Dosa Turunan

Tian Setiawati Topandi
Chapter #7

5.Kau Sebelum Aku

KETIDAKPASTIAN sering kali tersembunyi dalam keheningan. Beberapa perasaan hanya bisa dipahami oleh hati yang bergolak sendiri, tersimpan dalam kegelapan pikiran, dan diterima dalam diam. Rahasia menjadi pelindung saat perasaan tidak mampu diungkapkan—seperti yang dialami Alif malam itu.

Dalam cahaya redup lampu minyak, Alif merenung dengan pena di tangan, mencoba menangkap esensi dari helaian rambut yang menggantung di benaknya, mengalir dalam garis-garis tipis di atas kertas. Angin malam berhembus lembut, menari dengan daun cengkeh di luar jendela, menyuarakan lagu kesunyian yang menyelimuti kamar. Goresan pena di kertas menyatu dengan desiran angin dan nyanyian serangga nokturnal, menciptakan suasana intim yang hanya bisa dipahami oleh Alif. Gambar yang dia buat lambat laun membentuk wajah perempuan yang kerap muncul dalam mimpinya. Setiap goresan mengungkapkan keputusasaan dan rasa yang tak terkatakan, seolah gambar itu adalah satu-satunya cara Alif untuk mencurahkan isi hatinya.
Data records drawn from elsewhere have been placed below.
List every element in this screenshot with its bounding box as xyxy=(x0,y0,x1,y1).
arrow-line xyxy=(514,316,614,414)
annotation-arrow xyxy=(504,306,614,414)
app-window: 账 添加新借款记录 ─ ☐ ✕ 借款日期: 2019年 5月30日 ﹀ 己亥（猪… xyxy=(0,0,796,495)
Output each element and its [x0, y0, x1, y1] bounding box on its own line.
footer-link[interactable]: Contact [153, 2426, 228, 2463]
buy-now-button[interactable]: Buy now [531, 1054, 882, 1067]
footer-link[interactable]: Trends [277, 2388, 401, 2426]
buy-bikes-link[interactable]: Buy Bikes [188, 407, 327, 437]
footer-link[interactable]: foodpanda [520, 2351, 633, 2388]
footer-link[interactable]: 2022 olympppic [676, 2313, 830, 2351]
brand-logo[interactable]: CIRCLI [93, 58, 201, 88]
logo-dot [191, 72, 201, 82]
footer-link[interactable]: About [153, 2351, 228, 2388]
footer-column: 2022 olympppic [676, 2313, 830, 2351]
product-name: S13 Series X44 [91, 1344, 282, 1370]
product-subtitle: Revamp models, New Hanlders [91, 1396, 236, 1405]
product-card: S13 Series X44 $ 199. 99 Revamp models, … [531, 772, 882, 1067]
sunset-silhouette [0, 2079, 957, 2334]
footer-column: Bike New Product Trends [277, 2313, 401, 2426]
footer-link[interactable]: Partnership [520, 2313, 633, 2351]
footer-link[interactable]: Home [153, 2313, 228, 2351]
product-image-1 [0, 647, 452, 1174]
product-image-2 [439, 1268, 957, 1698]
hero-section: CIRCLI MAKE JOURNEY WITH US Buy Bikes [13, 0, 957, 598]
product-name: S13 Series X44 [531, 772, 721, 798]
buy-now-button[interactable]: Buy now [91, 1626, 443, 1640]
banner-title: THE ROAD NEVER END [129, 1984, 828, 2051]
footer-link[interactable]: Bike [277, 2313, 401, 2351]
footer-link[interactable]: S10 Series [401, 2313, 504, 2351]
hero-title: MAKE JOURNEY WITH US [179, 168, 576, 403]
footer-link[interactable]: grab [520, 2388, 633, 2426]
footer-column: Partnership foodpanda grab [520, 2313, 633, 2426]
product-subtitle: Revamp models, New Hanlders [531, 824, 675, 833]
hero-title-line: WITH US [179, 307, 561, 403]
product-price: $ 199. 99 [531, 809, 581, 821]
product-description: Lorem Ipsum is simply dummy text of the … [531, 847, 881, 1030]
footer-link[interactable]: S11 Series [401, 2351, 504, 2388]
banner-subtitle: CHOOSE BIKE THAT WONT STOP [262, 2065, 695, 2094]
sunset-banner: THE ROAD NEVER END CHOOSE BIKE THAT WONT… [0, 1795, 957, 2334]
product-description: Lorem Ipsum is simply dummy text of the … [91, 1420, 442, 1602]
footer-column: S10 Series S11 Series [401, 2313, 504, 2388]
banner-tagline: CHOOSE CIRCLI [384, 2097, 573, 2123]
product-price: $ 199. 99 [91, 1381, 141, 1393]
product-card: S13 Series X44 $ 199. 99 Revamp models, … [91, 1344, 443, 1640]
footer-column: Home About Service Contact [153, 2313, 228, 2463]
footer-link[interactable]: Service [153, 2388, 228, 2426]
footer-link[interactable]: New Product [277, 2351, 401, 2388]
Namun, saat Alif tenggelam dalam upaya untuk mengungkapkan mimpi yang terus menghantui—mimpi tentang seorang perempuan dengan rambut terurai yang mengundang rasa hangat di hati—keheningan malam pecah. Pena yang dipegangnya terangkat dengan terburu-buru, tatapan matanya tajam mencoba mengingat detail mimpi itu, yang kini kembali menghantui pikirannya. Sosok perempuan itu, dengan rambut melambai dalam angin, selalu menghilang setiap kali Alif mencoba menggenggamnya dengan kata-kata. Jawabannya, “Kau sebelum aku,” terdengar samar namun penuh makna, meninggalkan rasa ingin tahu yang membakar.


Ketika Alif berusaha menuangkan keindahan dan ketidakpastian mimpi itu ke dalam gambar, tiba-tiba sebuah tangan merampas kertasnya. Alif terkejut, menoleh, dan melihat Haji Engkus berdiri di ambang jendela, wajahnya memerah karena kemarahan. Haji Engkus, dengan tubuh yang semakin tua namun masih mengeluarkan aura kekuatan sebagai Kuwu desa, menatap Alif dengan tatapan penuh tekanan.

“Sudah Abah bilang jangan melukis!” teriak Haji Engkus dengan suara yang menggema, saat dia membuang gambar itu ke luar jendela, menggantikan hening dengan keributan. Setiap detak jantung Alif terasa berat, tercekik oleh ketidakpastian dan kesedihan.

Haji Engkus, dengan sikap yang tidak pernah gentar, menyatakan, “Menggambar manusia atau binatang adalah haram! Hentikan semua itu sebelum ilmu kamu penuh!” Suara bentakan Haji Engkus seolah menggedor dinding-dinding kamarnya, mengisi ruangan dengan ketegangan dan kesedihan yang tidak terucapkan. Alif merasa terjepit, tetapi hanya bisa diam, dikhianati oleh keyakinan dan rasa yang tidak terkatakan.

Haji Engkus melanjutkan dengan nada tegas, “Rasulullah melarang pembuatan gambar dan patung karena dapat menyebabkan penyekutuan kepada Allah.” Haji Engkus, yang merasa benar karena statusnya sebagai Kuwu dan pengalaman panjangnya, percaya bahwa keputusannya adalah yang paling benar. Alif tahu bahwa argumennya tidak akan pernah menang melawan kekuasaan otoritas Haji Engkus, meski hatinya terasa terbelah.

“Dan, mulai sekarang, jangan lagi kamu berurusan dengan Budi, anak almarhum Saman!” lanjut Haji Engkus membuat Alif semakin tersentak. Alif sadar sepertinya Emak Amir sudah menceritakan yang terjadi pada petang itu pada Haji Engkus.

“Memang kenapa, Bah?” tanya Alif, berusaha mencari pemahaman.

“Anak-anak PKI ditakutkan akan melanjutkan dosa orangtuanya. Dan, Abah takut kamu terpengaruh!” jawab Haji Engkus dengan ketegasan yang tak tergoyahkan, menegaskan keyakinannya sebagai Kuwu yang menganggap dirinya sebagai pelindung desa.